China pressed all parties to return to talks to end North Korea's
nuclear arms program while reassuring the Pyongyang leadership with continuing
diplomatic support as it undergoes a delicate father-to-son power transfer. On
Oct. 19, a senior U.S. State Department official, speaking on condition of
anonymity, said that Washington, too, was employing ''a management strategy,''
engaging North Korea in bilateral talks because ''sometimes when engagement has
been broken off, it causes them to lash out in dangerous and unsettling ways.''
The most recent round of talks ended in Geneva on Tuesday, The
Associated Press reported. The U.S. envoy leading the talks, Stephen Bosworth,
said that the two days of talks had narrowed differences between the two sides,
but that no agreement was reached on formally resuming negotiations, either
bilaterally or in the so-called six-party format that also includes China,
Japan, Russia and South Korea.
China, which is hungry for natural resources, covets North Korea's
minerals. China's northeastern provinces, once among the poorest, are now
booming, and China is helping to develop the Rajin port to improve the region's
access to the sea.
''So Beijing applies roughly the same approach to North Korea that it
does with developing countries across the world: (1) trade where profitable,
(2) invest where strategic, and (3)
foster close state-to-state bilateral
relations,'' said Mr. Delury, the Yonsei University professor. ''Chinese
officials are increasingly vocal about spreading their model of 'reform and
opening' to North Korea. By Chinese standards, it's outright proselytizing.''
Today, along the border with North Korea, the Chinese are razing hills,
digging tunnels and erecting concrete columns across valleys, all to extend
roads and rail lines into North Korea. In Pyongyang, state-run television
broadcasts Chinese songs and praises China's economic miracle, though North
Korean defectors report an entrenched resentment, tinged with envy, among
ordinary people for China, which in the past often subjugated Korea.
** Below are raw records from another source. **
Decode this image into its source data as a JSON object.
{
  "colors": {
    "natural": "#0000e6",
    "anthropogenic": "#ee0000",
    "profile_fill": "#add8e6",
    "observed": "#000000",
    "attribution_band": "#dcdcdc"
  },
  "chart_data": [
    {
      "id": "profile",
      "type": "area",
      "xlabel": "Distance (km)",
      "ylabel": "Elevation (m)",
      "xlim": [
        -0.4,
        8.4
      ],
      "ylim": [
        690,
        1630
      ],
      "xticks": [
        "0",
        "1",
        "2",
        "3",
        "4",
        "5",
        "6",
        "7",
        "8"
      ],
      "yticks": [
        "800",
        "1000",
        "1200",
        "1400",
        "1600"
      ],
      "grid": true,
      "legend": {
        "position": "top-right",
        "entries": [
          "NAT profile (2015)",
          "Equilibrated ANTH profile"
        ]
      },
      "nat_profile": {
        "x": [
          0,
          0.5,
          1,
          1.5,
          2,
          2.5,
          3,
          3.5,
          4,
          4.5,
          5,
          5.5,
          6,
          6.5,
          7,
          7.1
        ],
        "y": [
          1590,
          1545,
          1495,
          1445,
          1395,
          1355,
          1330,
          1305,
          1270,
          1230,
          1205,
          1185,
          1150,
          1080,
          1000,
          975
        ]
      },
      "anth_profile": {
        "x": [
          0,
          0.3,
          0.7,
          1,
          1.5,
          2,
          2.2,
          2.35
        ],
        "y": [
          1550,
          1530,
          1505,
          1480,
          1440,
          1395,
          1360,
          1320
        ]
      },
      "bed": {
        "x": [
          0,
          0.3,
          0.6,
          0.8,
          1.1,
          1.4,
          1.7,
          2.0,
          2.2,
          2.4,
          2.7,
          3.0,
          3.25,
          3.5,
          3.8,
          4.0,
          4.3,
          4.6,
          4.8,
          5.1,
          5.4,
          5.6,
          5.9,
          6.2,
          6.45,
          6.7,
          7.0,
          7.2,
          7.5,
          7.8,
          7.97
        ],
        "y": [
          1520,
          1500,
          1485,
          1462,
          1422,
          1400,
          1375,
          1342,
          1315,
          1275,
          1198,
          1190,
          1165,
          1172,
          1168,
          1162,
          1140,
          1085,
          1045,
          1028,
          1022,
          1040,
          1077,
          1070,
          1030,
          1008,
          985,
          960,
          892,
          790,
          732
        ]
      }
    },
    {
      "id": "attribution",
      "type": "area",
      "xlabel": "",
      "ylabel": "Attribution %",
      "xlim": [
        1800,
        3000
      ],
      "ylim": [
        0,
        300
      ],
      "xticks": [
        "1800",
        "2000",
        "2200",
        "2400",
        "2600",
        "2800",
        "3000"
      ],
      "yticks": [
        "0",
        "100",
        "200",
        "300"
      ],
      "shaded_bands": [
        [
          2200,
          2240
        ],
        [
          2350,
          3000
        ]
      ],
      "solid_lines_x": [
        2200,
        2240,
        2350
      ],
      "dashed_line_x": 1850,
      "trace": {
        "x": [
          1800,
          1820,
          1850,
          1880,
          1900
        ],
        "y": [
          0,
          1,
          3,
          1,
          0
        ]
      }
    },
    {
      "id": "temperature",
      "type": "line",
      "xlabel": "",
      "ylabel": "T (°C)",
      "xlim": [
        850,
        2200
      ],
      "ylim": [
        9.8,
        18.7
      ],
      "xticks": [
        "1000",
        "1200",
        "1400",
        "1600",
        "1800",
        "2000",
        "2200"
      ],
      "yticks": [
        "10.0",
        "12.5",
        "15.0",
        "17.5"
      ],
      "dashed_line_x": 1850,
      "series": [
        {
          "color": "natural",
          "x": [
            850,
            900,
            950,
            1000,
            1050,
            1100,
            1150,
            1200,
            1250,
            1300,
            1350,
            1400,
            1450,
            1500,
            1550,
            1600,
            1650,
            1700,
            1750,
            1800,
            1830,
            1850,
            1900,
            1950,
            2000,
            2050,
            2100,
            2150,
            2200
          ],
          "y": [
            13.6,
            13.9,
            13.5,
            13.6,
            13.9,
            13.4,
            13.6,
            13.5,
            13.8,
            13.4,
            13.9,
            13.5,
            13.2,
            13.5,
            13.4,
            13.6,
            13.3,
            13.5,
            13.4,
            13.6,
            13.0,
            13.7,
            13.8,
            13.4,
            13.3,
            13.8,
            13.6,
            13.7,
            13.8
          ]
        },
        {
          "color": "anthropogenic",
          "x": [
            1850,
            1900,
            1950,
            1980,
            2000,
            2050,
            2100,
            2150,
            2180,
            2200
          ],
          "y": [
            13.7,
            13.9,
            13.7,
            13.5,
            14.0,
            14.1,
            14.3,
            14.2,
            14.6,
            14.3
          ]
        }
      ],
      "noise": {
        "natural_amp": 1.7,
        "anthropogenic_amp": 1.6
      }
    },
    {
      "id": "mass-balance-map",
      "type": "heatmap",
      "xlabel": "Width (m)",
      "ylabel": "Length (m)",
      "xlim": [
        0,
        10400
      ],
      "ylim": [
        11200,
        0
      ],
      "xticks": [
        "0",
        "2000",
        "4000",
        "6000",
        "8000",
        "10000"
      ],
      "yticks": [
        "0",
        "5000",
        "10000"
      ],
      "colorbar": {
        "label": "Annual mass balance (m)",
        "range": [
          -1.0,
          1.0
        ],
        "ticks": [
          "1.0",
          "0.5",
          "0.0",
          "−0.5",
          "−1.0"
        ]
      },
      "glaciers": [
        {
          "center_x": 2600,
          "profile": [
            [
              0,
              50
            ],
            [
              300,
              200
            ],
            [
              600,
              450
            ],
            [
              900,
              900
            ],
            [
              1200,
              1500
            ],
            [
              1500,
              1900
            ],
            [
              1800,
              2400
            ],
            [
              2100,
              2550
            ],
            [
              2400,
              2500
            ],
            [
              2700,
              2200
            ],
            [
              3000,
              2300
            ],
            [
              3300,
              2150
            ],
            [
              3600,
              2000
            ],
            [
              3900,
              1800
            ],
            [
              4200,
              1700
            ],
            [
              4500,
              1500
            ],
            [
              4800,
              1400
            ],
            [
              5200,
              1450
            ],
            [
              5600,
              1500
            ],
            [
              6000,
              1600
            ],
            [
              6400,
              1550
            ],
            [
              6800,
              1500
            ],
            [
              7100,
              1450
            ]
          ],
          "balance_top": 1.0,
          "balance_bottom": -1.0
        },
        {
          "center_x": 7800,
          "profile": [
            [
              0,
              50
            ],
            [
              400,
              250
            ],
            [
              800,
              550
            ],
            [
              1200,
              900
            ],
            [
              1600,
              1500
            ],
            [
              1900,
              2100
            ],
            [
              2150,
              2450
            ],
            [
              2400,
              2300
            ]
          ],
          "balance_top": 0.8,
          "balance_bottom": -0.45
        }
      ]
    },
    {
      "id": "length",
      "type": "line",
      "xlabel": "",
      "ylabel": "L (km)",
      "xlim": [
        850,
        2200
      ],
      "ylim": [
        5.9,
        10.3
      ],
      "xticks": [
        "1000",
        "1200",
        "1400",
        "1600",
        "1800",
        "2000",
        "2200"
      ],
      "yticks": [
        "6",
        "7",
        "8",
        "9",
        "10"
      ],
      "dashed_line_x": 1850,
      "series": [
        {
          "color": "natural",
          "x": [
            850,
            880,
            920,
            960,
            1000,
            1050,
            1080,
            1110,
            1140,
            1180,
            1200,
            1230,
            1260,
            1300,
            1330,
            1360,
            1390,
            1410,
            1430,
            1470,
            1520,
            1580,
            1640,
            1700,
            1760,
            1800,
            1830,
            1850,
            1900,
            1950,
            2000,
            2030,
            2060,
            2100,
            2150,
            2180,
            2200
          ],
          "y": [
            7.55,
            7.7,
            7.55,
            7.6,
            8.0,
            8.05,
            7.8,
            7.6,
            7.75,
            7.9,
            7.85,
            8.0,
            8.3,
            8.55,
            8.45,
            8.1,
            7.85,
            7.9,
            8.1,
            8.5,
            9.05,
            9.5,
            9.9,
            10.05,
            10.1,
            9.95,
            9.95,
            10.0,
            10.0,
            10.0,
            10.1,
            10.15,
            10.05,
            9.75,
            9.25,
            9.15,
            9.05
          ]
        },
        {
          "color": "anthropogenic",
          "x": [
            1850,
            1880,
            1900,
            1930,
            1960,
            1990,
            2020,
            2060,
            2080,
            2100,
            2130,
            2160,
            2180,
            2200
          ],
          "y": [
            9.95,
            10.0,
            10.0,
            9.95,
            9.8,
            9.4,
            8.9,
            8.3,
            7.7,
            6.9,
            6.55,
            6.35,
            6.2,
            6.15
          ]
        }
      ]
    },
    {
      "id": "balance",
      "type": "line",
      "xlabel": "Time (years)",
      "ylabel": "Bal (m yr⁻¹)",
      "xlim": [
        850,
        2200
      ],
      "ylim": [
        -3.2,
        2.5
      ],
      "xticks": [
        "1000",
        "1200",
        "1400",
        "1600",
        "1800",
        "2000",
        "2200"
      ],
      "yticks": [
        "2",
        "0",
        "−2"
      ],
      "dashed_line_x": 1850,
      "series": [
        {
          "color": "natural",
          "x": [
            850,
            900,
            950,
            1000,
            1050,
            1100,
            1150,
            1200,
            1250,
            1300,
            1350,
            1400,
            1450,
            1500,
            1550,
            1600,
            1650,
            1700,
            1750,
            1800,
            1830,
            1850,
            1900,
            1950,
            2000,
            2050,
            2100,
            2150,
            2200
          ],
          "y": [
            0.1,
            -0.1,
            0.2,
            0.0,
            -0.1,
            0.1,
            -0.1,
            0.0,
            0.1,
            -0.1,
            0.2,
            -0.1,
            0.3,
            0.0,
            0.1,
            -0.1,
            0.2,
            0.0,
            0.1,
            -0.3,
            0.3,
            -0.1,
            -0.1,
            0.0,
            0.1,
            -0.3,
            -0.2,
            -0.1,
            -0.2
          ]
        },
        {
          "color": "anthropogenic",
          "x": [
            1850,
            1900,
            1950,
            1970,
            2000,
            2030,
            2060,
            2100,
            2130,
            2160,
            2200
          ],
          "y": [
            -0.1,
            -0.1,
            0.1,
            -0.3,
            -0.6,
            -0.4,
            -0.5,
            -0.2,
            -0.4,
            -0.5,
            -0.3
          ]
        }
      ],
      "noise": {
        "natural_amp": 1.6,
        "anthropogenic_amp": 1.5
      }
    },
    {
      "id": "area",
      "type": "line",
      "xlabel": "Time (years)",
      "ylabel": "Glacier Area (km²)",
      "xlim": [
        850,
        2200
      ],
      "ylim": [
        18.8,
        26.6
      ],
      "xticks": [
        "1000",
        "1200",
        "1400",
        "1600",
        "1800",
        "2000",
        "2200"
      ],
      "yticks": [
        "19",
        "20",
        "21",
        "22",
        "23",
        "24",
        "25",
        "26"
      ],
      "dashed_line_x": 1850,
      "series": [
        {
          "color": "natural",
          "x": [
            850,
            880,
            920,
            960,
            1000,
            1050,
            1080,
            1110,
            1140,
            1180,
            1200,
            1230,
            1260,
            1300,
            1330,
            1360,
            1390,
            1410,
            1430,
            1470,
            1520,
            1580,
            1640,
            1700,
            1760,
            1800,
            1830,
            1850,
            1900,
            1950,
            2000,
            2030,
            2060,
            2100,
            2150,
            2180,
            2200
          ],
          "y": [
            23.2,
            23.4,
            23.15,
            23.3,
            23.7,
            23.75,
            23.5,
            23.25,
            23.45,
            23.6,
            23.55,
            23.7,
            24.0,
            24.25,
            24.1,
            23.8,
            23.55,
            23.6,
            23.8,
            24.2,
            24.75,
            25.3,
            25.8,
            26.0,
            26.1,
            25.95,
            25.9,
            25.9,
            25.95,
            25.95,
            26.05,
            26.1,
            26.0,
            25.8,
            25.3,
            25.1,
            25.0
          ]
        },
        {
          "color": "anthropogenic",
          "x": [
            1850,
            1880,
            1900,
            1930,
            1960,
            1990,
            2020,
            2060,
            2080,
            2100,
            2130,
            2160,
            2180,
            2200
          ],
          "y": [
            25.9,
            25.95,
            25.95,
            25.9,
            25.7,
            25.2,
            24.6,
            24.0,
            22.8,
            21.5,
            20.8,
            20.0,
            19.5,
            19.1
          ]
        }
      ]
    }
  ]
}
During Mr. Li's visit to Pyongyang this week, China reported that its
trade with North Korea from January through July reached $3.1 billion, an 87
percent increase over the same period last year. China's portion of North
Korea's external trade rose from 39 percent in 2006 to 57 percent in 2010,
according to the Korea Trade-Investment Promotion Agency in Seoul. Half of the
$1.2 billion in North Korean exports to China last year were iron ore and coal.
For Pyongyang, Chinese investment has one major advantage: It is ''less
politically sensitive'' than investment from capitalist rivals like
South Korea, said Lee Hee-ok at Sungkyunkwan University in Seoul. ''But to
avoid being subjugated by China, North Korea will reach out to improve ties
with the United States, South Korea and Russia as a counterbalance.''
Last week, the South Korean foreign minister, Kim Sung-hwan, said,
''It's a good thing if North Korea learns economic development from China.''
Still, Chun Yung-woo, the national security adviser to Mr. Lee, voiced
a growing concern among South Koreans over a rising China, especially after
Beijing effectively sided with North Korea over the shelling of the South
Korean island and the sinking of a South Korean warship last year.
''I am not sure if China's performance over the past year or so has
drastically improved the marketability of the 'peaceful rise' or the image of
benevolent hegemon,'' Mr. Chun said at an international forum this month.